Michael (loudly from upstairs): There’s something disgusting in my room.
It turned out to be cat vomit. Isn’t it enough that I have children who start to vomit the second they feel ill?
The Best Hobby in the World
I found an old Agatha Christie upstairs and I gave it to herself saying that she might like it. It lay around on her desk for ages but the other night she had nothing else to read and she picked it up. She is completely hooked. I remember how much I loved Agatha Christie when I was about her age. I am delighted for her. And for us because there are loads of them out there and they might last her a bit longer than the My Sister the Vampire books.
Then, when I went in to turn off the boys’ lights, Michael was reading a Spongebob book and Daniel was methodically working his way through stories of T’choupi, the world’s dullest mole. “What are you doing?” I asked. “I’m teaching myself to read in French,” he said.
Running a Loose Ship
Me: Michael, will you come upstairs and wash your teeth?
Michael (wrestling with his brother): NO!
Me: Michael, you know how annoying it is for me when you ignore me.

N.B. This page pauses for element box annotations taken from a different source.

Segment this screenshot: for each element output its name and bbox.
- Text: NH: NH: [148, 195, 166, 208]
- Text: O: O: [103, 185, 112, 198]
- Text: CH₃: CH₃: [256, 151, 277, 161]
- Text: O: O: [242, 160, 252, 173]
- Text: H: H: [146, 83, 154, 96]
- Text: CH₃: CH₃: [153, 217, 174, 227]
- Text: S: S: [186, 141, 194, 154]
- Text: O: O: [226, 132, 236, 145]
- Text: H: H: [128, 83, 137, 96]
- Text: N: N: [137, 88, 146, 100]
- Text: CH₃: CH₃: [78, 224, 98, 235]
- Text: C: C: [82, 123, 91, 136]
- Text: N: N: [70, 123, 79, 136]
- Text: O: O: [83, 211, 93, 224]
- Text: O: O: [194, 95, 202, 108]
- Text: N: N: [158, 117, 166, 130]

Him (indignantly): I didn’t ignore you, I answered the question.
Language AND Culture
The Princess got new sandals. They have a large shiny diamond in the strap. “Are they,” she asked me, “very bling-bling?” “Eh?” I said. “You know,” she sighed, “like Sarkozy”.
Reminder to Self
Perspective
What we see: Brown Bin for food waste.
What our cat sees: Source of occasional treats.
What our neighbour’s cat sees: Guest buffet.
What I see: new seeds just sown in freshly turned earth.
What our cat sees: A spot for rolling.
What our neighbour’s cat sees: A new latrine.